À l’approche du hadj, les autorités intensifient la sensibilisation des futurs pèlerins à travers l’archipel. De Ngazidja à Mayotte, en passant par Anjouan, les rencontres se multiplient pour mieux préparer ce voyage spirituel. Entre exigences physiques, encadrement religieux et organisation logistique, tout est mis en œuvre pour garantir un pèlerinage réussi.
La tournée de sensibilisation, conduite par l’Agence nationale du hadj et de l’oumra (Anho), s’est poursuivie ce week-end à Mayotte, marquant une étape importante dans la préparation des futurs pèlerins comoriens. Après deux rencontres à Ngazidja et une autre organisée à Ndzouani à la fin du mois de Ramadan, la délégation conduite par le directeur général, accompagnée du conseiller du chef de l’État chargé de l’intégration régionale et des ONG, a été accueillie par plusieurs acteurs religieux et institutionnels de l’île. Sur place, la délégation a rencontré les agences partenaires, les conseillers du grand cadi de Mayotte ainsi que des représentants d’associations religieuses, notamment Wuzuri Wadini et Mountakab Nourou. Cette rencontre, qualifiée de « réussie » par le directeur général, s’inscrit dans une dynamique de sensibilisation et d’accompagnement des futurs pèlerins, afin de leur fournir les clés nécessaires avant, pendant et après le hadj.

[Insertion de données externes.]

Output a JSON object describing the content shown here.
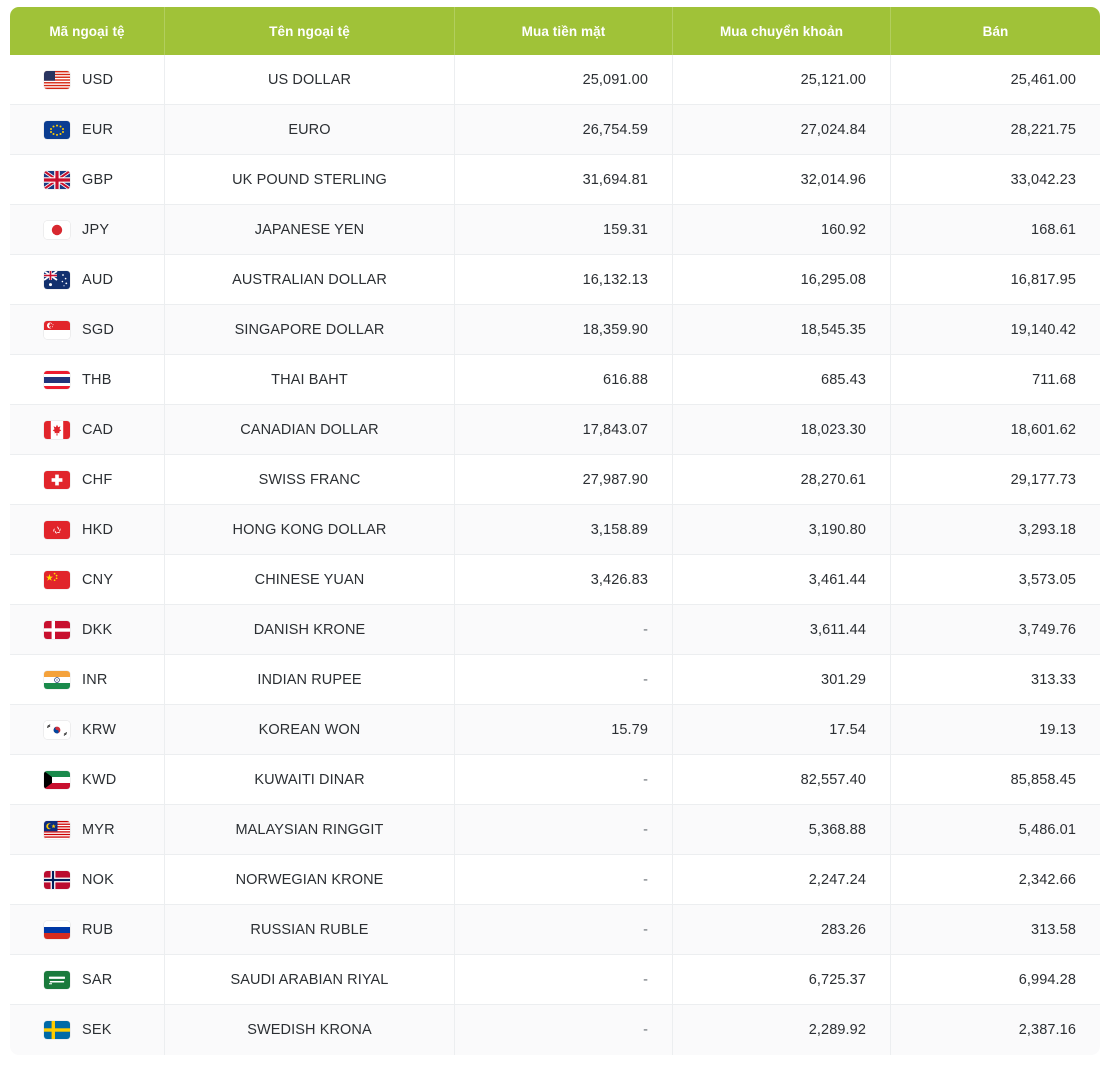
{
  "table": {
    "headers": [
      "Mã ngoại tệ",
      "Tên ngoại tệ",
      "Mua tiền mặt",
      "Mua chuyển khoản",
      "Bán"
    ],
    "header_bg": "#a0c238",
    "header_text_color": "#ffffff",
    "rows": [
      {
        "flag": "flag-us-icon",
        "code": "USD",
        "name": "US DOLLAR",
        "cash": "25,091.00",
        "transfer": "25,121.00",
        "sell": "25,461.00"
      },
      {
        "flag": "flag-eu-icon",
        "code": "EUR",
        "name": "EURO",
        "cash": "26,754.59",
        "transfer": "27,024.84",
        "sell": "28,221.75"
      },
      {
        "flag": "flag-gb-icon",
        "code": "GBP",
        "name": "UK POUND STERLING",
        "cash": "31,694.81",
        "transfer": "32,014.96",
        "sell": "33,042.23"
      },
      {
        "flag": "flag-jp-icon",
        "code": "JPY",
        "name": "JAPANESE YEN",
        "cash": "159.31",
        "transfer": "160.92",
        "sell": "168.61"
      },
      {
        "flag": "flag-au-icon",
        "code": "AUD",
        "name": "AUSTRALIAN DOLLAR",
        "cash": "16,132.13",
        "transfer": "16,295.08",
        "sell": "16,817.95"
      },
      {
        "flag": "flag-sg-icon",
        "code": "SGD",
        "name": "SINGAPORE DOLLAR",
        "cash": "18,359.90",
        "transfer": "18,545.35",
        "sell": "19,140.42"
      },
      {
        "flag": "flag-th-icon",
        "code": "THB",
        "name": "THAI BAHT",
        "cash": "616.88",
        "transfer": "685.43",
        "sell": "711.68"
      },
      {
        "flag": "flag-ca-icon",
        "code": "CAD",
        "name": "CANADIAN DOLLAR",
        "cash": "17,843.07",
        "transfer": "18,023.30",
        "sell": "18,601.62"
      },
      {
        "flag": "flag-ch-icon",
        "code": "CHF",
        "name": "SWISS FRANC",
        "cash": "27,987.90",
        "transfer": "28,270.61",
        "sell": "29,177.73"
      },
      {
        "flag": "flag-hk-icon",
        "code": "HKD",
        "name": "HONG KONG DOLLAR",
        "cash": "3,158.89",
        "transfer": "3,190.80",
        "sell": "3,293.18"
      },
      {
        "flag": "flag-cn-icon",
        "code": "CNY",
        "name": "CHINESE YUAN",
        "cash": "3,426.83",
        "transfer": "3,461.44",
        "sell": "3,573.05"
      },
      {
        "flag": "flag-dk-icon",
        "code": "DKK",
        "name": "DANISH KRONE",
        "cash": "-",
        "transfer": "3,611.44",
        "sell": "3,749.76"
      },
      {
        "flag": "flag-in-icon",
        "code": "INR",
        "name": "INDIAN RUPEE",
        "cash": "-",
        "transfer": "301.29",
        "sell": "313.33"
      },
      {
        "flag": "flag-kr-icon",
        "code": "KRW",
        "name": "KOREAN WON",
        "cash": "15.79",
        "transfer": "17.54",
        "sell": "19.13"
      },
      {
        "flag": "flag-kw-icon",
        "code": "KWD",
        "name": "KUWAITI DINAR",
        "cash": "-",
        "transfer": "82,557.40",
        "sell": "85,858.45"
      },
      {
        "flag": "flag-my-icon",
        "code": "MYR",
        "name": "MALAYSIAN RINGGIT",
        "cash": "-",
        "transfer": "5,368.88",
        "sell": "5,486.01"
      },
      {
        "flag": "flag-no-icon",
        "code": "NOK",
        "name": "NORWEGIAN KRONE",
        "cash": "-",
        "transfer": "2,247.24",
        "sell": "2,342.66"
      },
      {
        "flag": "flag-ru-icon",
        "code": "RUB",
        "name": "RUSSIAN RUBLE",
        "cash": "-",
        "transfer": "283.26",
        "sell": "313.58"
      },
      {
        "flag": "flag-sa-icon",
        "code": "SAR",
        "name": "SAUDI ARABIAN RIYAL",
        "cash": "-",
        "transfer": "6,725.37",
        "sell": "6,994.28"
      },
      {
        "flag": "flag-se-icon",
        "code": "SEK",
        "name": "SWEDISH KRONA",
        "cash": "-",
        "transfer": "2,289.92",
        "sell": "2,387.16"
      }
    ]
  }
}
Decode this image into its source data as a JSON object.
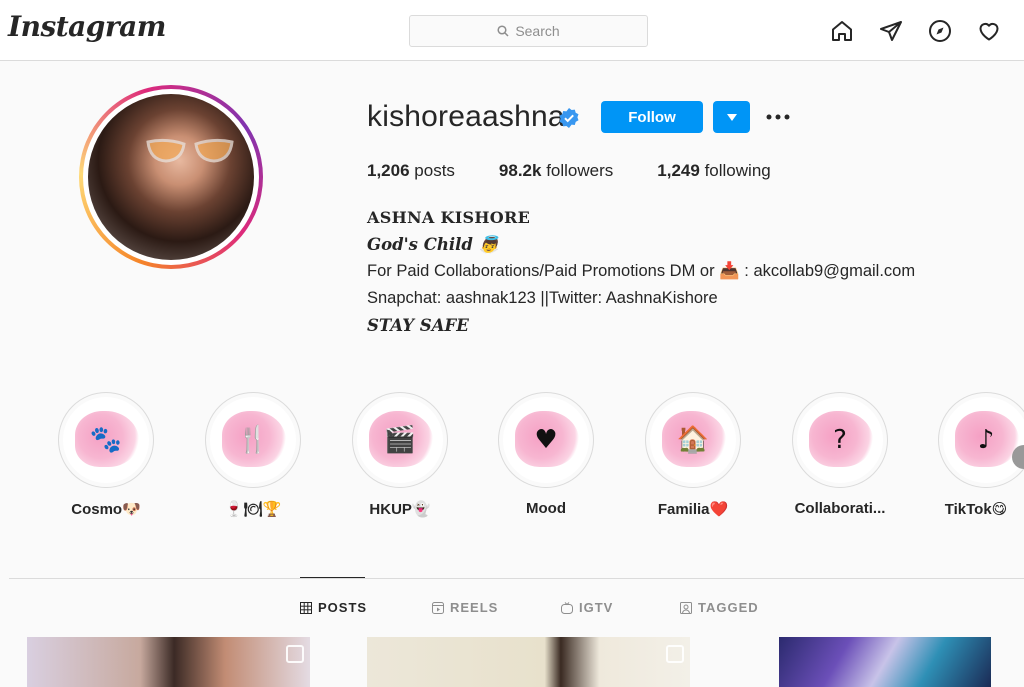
{
  "nav": {
    "logo": "Instagram",
    "search_placeholder": "Search",
    "icons": [
      "home-icon",
      "direct-message-icon",
      "explore-compass-icon",
      "heart-activity-icon"
    ]
  },
  "profile": {
    "username": "kishoreaashna",
    "verified": true,
    "follow_label": "Follow",
    "stats": {
      "posts_count": "1,206",
      "posts_label": "posts",
      "followers_count": "98.2k",
      "followers_label": "followers",
      "following_count": "1,249",
      "following_label": "following"
    },
    "full_name": "ASHNA KISHORE",
    "bio": {
      "line1": "God's Child 👼",
      "line2_prefix": "For Paid Collaborations/Paid Promotions DM or 📥 : ",
      "line2_email": "akcollab9@gmail.com",
      "line3": "Snapchat: aashnak123 ||Twitter: AashnaKishore",
      "line4": "STAY SAFE"
    }
  },
  "highlights": [
    {
      "label": "Cosmo🐶",
      "icon": "paw-prints-icon",
      "glyph": "🐾"
    },
    {
      "label": "🍷🍽🏆",
      "icon": "fork-knife-icon",
      "glyph": "🍴"
    },
    {
      "label": "HKUP👻",
      "icon": "clapperboard-icon",
      "glyph": "🎬"
    },
    {
      "label": "Mood",
      "icon": "heart-speech-bubble-icon",
      "glyph": "♥"
    },
    {
      "label": "Familia❤️",
      "icon": "heart-house-icon",
      "glyph": "🏠"
    },
    {
      "label": "Collaborati...",
      "icon": "question-mark-icon",
      "glyph": "?"
    },
    {
      "label": "TikTok😋",
      "icon": "music-note-icon",
      "glyph": "♪"
    }
  ],
  "tabs": [
    {
      "label": "POSTS",
      "icon": "grid-icon",
      "active": true
    },
    {
      "label": "REELS",
      "icon": "reels-icon",
      "active": false
    },
    {
      "label": "IGTV",
      "icon": "igtv-icon",
      "active": false
    },
    {
      "label": "TAGGED",
      "icon": "tagged-icon",
      "active": false
    }
  ],
  "colors": {
    "accent": "#0095f6",
    "verified": "#3897f0",
    "text": "#262626",
    "muted": "#8e8e8e",
    "highlight_splash": "#f5a0c4"
  }
}
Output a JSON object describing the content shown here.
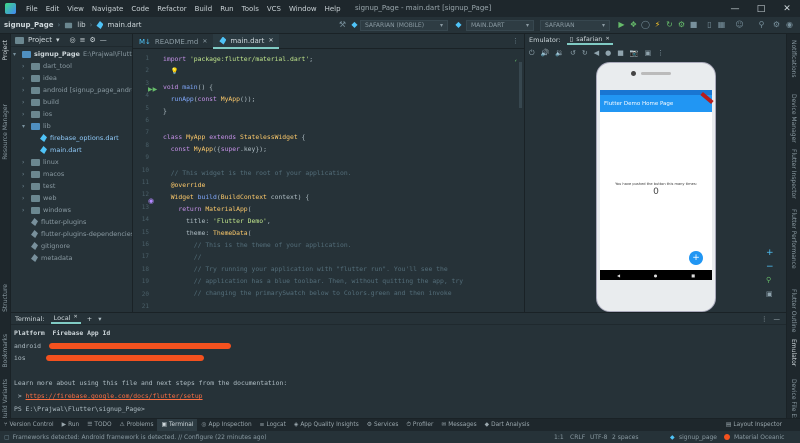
{
  "titlebar": {
    "menu": [
      "File",
      "Edit",
      "View",
      "Navigate",
      "Code",
      "Refactor",
      "Build",
      "Run",
      "Tools",
      "VCS",
      "Window",
      "Help"
    ],
    "window_title": "signup_Page - main.dart [signup_Page]"
  },
  "navbar": {
    "crumbs": [
      "signup_Page",
      "lib",
      "main.dart"
    ],
    "device_combo": "SAFARIAN (MOBILE)",
    "config_combo": "MAIN.DART",
    "emulator_combo": "SAFARIAN"
  },
  "project": {
    "header": "Project",
    "root": "signup_Page",
    "root_path": "E:\\Prajwal\\Flutter\\signup_Page",
    "items": [
      {
        "label": "dart_tool",
        "depth": 1,
        "kind": "folder"
      },
      {
        "label": "idea",
        "depth": 1,
        "kind": "folder"
      },
      {
        "label": "android [signup_page_android]",
        "depth": 1,
        "kind": "folder"
      },
      {
        "label": "build",
        "depth": 1,
        "kind": "folder"
      },
      {
        "label": "ios",
        "depth": 1,
        "kind": "folder"
      },
      {
        "label": "lib",
        "depth": 1,
        "kind": "folder-open"
      },
      {
        "label": "firebase_options.dart",
        "depth": 2,
        "kind": "dart"
      },
      {
        "label": "main.dart",
        "depth": 2,
        "kind": "dart"
      },
      {
        "label": "linux",
        "depth": 1,
        "kind": "folder"
      },
      {
        "label": "macos",
        "depth": 1,
        "kind": "folder"
      },
      {
        "label": "test",
        "depth": 1,
        "kind": "folder"
      },
      {
        "label": "web",
        "depth": 1,
        "kind": "folder"
      },
      {
        "label": "windows",
        "depth": 1,
        "kind": "folder"
      },
      {
        "label": "flutter-plugins",
        "depth": 1,
        "kind": "file"
      },
      {
        "label": "flutter-plugins-dependencies",
        "depth": 1,
        "kind": "file"
      },
      {
        "label": "gitignore",
        "depth": 1,
        "kind": "file"
      },
      {
        "label": "metadata",
        "depth": 1,
        "kind": "file"
      }
    ]
  },
  "editor": {
    "tabs": [
      "README.md",
      "main.dart"
    ],
    "line_numbers": [
      "1",
      "2",
      "3",
      "4",
      "5",
      "6",
      "7",
      "8",
      "9",
      "10",
      "11",
      "12",
      "13",
      "14",
      "15",
      "16",
      "17",
      "18",
      "19",
      "20",
      "21"
    ]
  },
  "emulator": {
    "tab_label": "Emulator:",
    "device": "safarian",
    "app_title": "Flutter Demo Home Page",
    "counter_text": "You have pushed the button this many times:",
    "counter_value": "0",
    "fab_label": "+"
  },
  "terminal": {
    "title": "Terminal:",
    "tab": "Local",
    "header_platform": "Platform",
    "header_app_id": "Firebase App Id",
    "row1": "android",
    "row2": "ios",
    "learn_more": "Learn more about using this file and next steps from the documentation:",
    "link_prefix": " > ",
    "link": "https://firebase.google.com/docs/flutter/setup",
    "prompt": "PS E:\\Prajwal\\Flutter\\signup_Page>"
  },
  "toolwindows": [
    "Version Control",
    "Run",
    "TODO",
    "Problems",
    "Terminal",
    "App Inspection",
    "Logcat",
    "App Quality Insights",
    "Services",
    "Profiler",
    "Messages",
    "Dart Analysis",
    "Layout Inspector"
  ],
  "status": {
    "message": "Frameworks detected: Android framework is detected. // Configure (22 minutes ago)",
    "position": "1:1",
    "line_sep": "CRLF",
    "encoding": "UTF-8",
    "indent": "2 spaces",
    "project": "signup_page",
    "theme": "Material Oceanic"
  },
  "colors": {
    "accent": "#80cbc4",
    "redaction": "#f4511e",
    "flutter_blue": "#2196f3"
  }
}
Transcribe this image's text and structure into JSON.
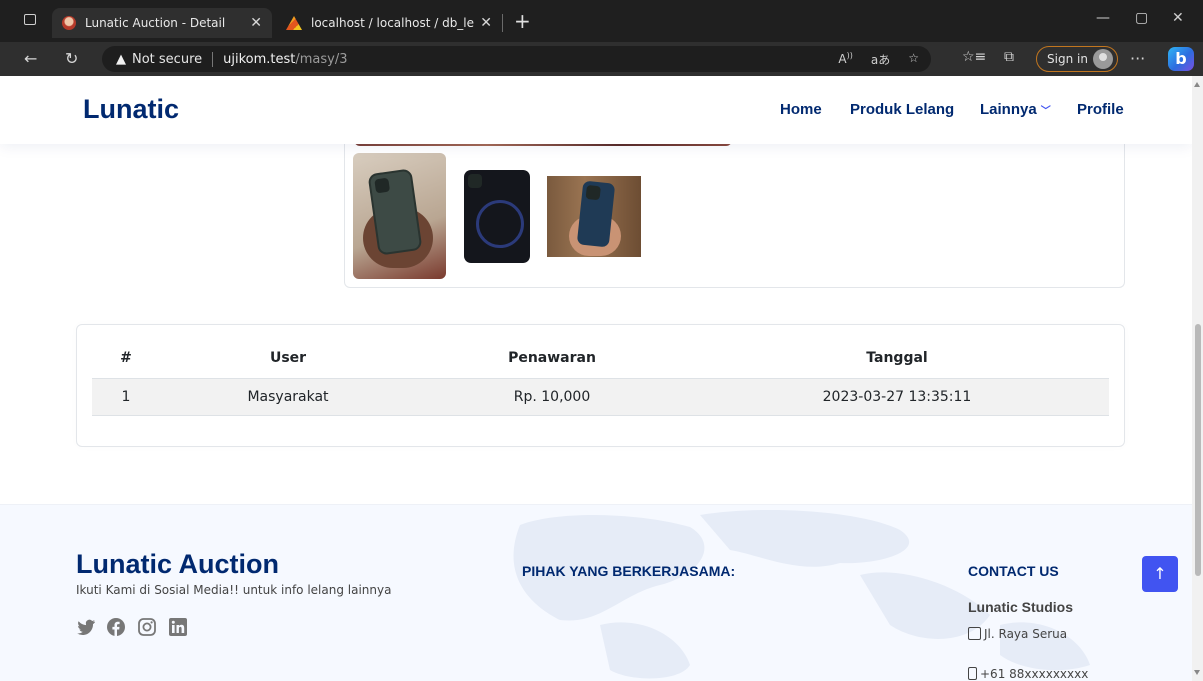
{
  "browser": {
    "tabs": [
      {
        "title": "Lunatic Auction - Detail",
        "active": true
      },
      {
        "title": "localhost / localhost / db_lelang",
        "active": false
      }
    ],
    "security_label": "Not secure",
    "url_host": "ujikom.test",
    "url_path": "/masy/3",
    "sign_in_label": "Sign in",
    "more_label": "···",
    "accent_color": "#c2761f"
  },
  "navbar": {
    "brand": "Lunatic",
    "links": [
      "Home",
      "Produk Lelang",
      "Lainnya",
      "Profile"
    ]
  },
  "bids_table": {
    "headers": [
      "#",
      "User",
      "Penawaran",
      "Tanggal"
    ],
    "rows": [
      {
        "no": "1",
        "user": "Masyarakat",
        "offer": "Rp. 10,000",
        "date": "2023-03-27 13:35:11"
      }
    ]
  },
  "footer": {
    "brand": "Lunatic Auction",
    "tagline": "Ikuti Kami di Sosial Media!! untuk info lelang lainnya",
    "social_icons": [
      "twitter-icon",
      "facebook-icon",
      "instagram-icon",
      "linkedin-icon"
    ],
    "partners_heading": "PIHAK YANG BERKERJASAMA:",
    "contact_heading": "CONTACT US",
    "company": "Lunatic Studios",
    "address": "Jl. Raya Serua",
    "phone": "+61 88xxxxxxxxx"
  },
  "colors": {
    "brand_navy": "#012970",
    "primary_blue": "#4154f1",
    "footer_bg": "#f6f9ff"
  }
}
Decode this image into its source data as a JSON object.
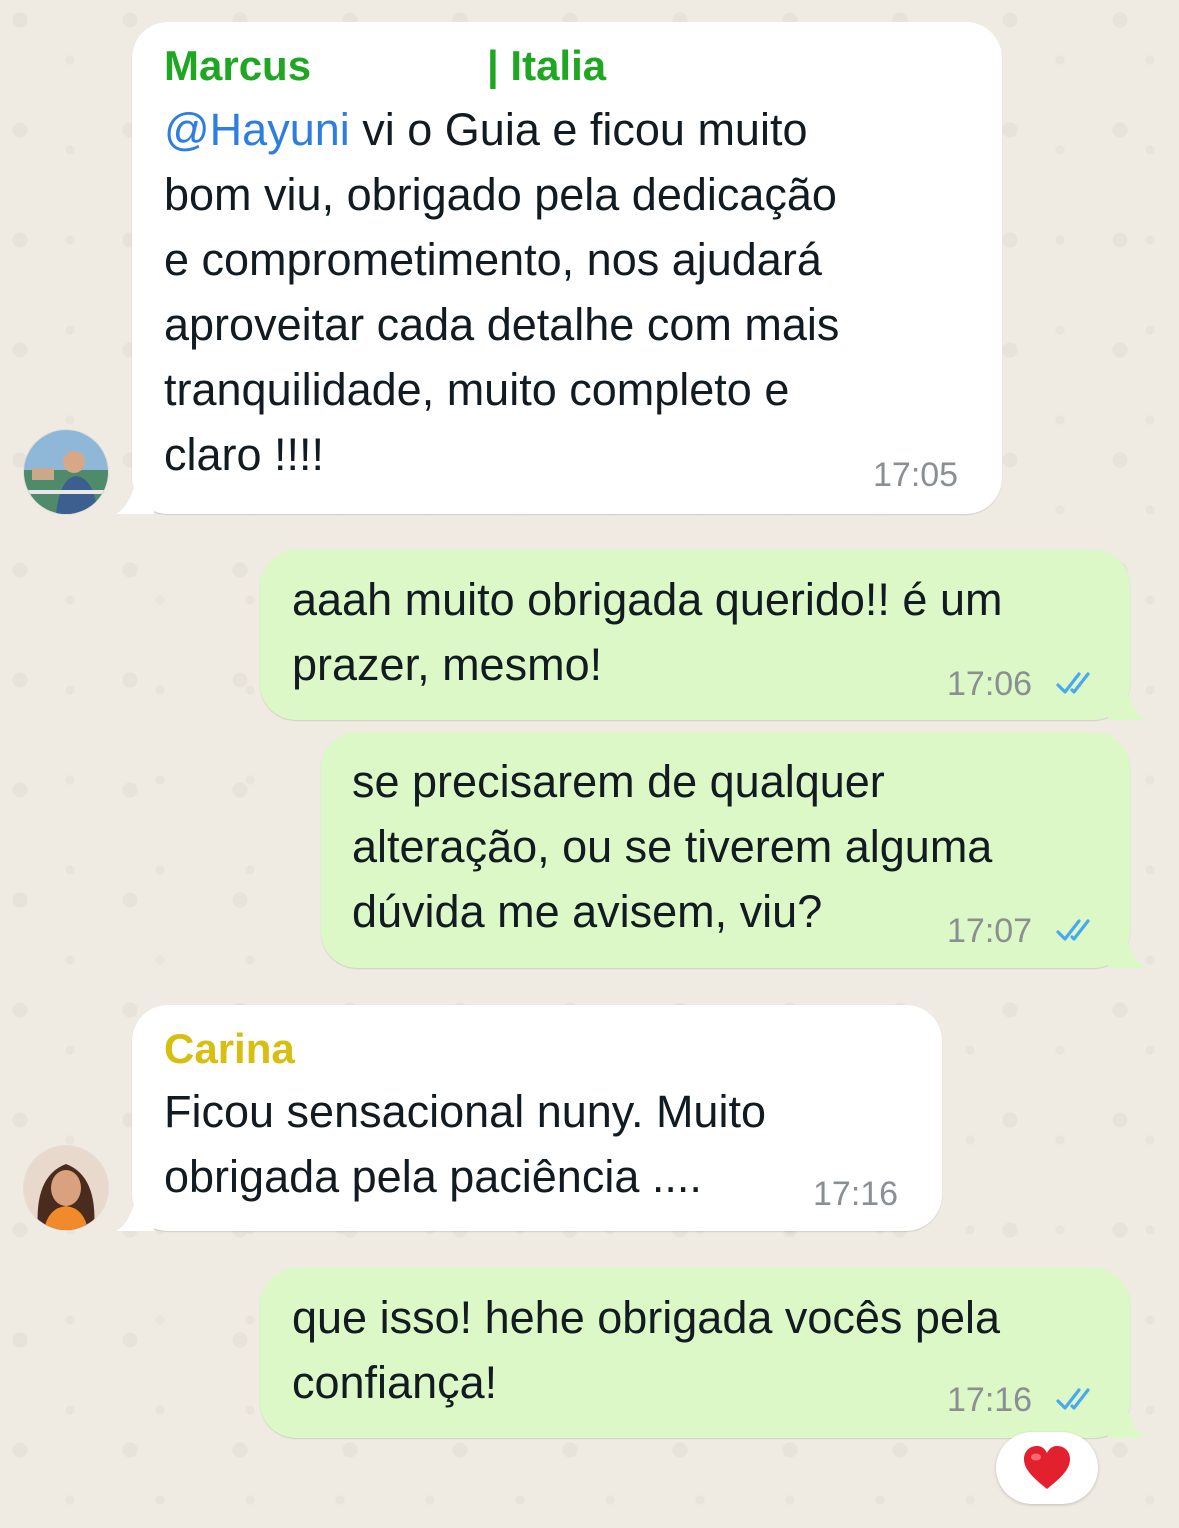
{
  "colors": {
    "background": "#efeae2",
    "incoming_bubble": "#ffffff",
    "outgoing_bubble": "#dcf8c6",
    "sender_marcus": "#1fa723",
    "sender_carina": "#d8be0e",
    "mention": "#2e7ee0",
    "read_ticks": "#4aa8f0",
    "reaction_heart": "#e3212e"
  },
  "messages": [
    {
      "direction": "incoming",
      "sender": "Marcus",
      "sender_tag": "| Italia",
      "mention": "@Hayuni",
      "lines": [
        " vi o Guia e ficou muito",
        "bom viu, obrigado pela dedicação",
        "e comprometimento, nos ajudará",
        "aproveitar cada detalhe com mais",
        "tranquilidade, muito completo e",
        "claro !!!!"
      ],
      "time": "17:05",
      "avatar_icon": "user-avatar-marcus"
    },
    {
      "direction": "outgoing",
      "lines": [
        "aaah muito obrigada querido!! é um",
        "prazer, mesmo!"
      ],
      "time": "17:06",
      "status_icon": "double-check-read-icon"
    },
    {
      "direction": "outgoing",
      "lines": [
        "se precisarem de qualquer",
        "alteração, ou se tiverem alguma",
        "dúvida me avisem, viu?"
      ],
      "time": "17:07",
      "status_icon": "double-check-read-icon"
    },
    {
      "direction": "incoming",
      "sender": "Carina",
      "lines": [
        "Ficou sensacional nuny. Muito",
        "obrigada pela paciência ...."
      ],
      "time": "17:16",
      "avatar_icon": "user-avatar-carina"
    },
    {
      "direction": "outgoing",
      "lines": [
        "que isso! hehe obrigada vocês pela",
        "confiança!"
      ],
      "time": "17:16",
      "status_icon": "double-check-read-icon",
      "reaction": "❤️"
    }
  ]
}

« Il s’agit d’un voyage sacré et spirituel qui exige une préparation rigoureuse », tient à rappeler le directeur général. Selon lui, le pèlerinage à La Mecque n’est pas seulement un déplacement physique, mais une expérience spirituelle profonde qui demande patience, endurance et sacrifices. « Le hadj est un voyage éprouvant, mais sa récompense est immense », insiste-t-il, invitant les fidèles à se préparer moralement, physiquement et financièrement. Dans le même sens, le conseiller cadial a salué les efforts fournis par l’Anho dans l’encadrement des pèlerins. Il a encouragé les fidèles à accomplir ce pilier de l’islam dans les meilleures conditions, tout en soulignant l’importance de la formation préalable pour éviter les difficultés liées aux rites et aux conditions de séjour en Arabie Saoudite.
De son côté, le conseiller du chef de l’État a salué l’assistance pour sa mobilisation. Il a également mis en avant les efforts déployés par les autorités nationales pour améliorer l’organisation du hadj et renforcer l’unité entre les îles à travers des initiatives à caractère religieux, loin de toute considération politique. Cette étape à Mayotte marque également la clôture d’un vaste programme de formation lancé le 28 février dernier à Mkazi. La campagne s’est ensuite poursuivie dans plusieurs localités, notamment à Fumbuni le 7 mars, puis à Mutsamudu le 14 mars, avant de s’étendre à Mayotte. Durant cette tournée, des formateurs et des figures religieuses ont transmis aux participants les connaissances essentielles liées aux rites et aux exigences du hadj.
Selon les organisateurs, les bénéficiaires ont exprimé leur satisfaction quant à la qualité des enseignements reçus. La cérémonie de clôture, organisée à Kwambani, dans la commune de Ntsigoni, a rassemblé de nombreux responsables d’agences agréées et représentants d’associations comoriennes. Au terme de cette tournée, l’Anho réaffirme sa volonté de mieux encadrer les pèlerins comoriens et de garantir un accompagnement optimal pour ce voyage. Plus qu’un simple déplacement, le hadj apparaît ainsi comme une épreuve de foi nécessitant une préparation complète, à la hauteur de son importance spirituelle.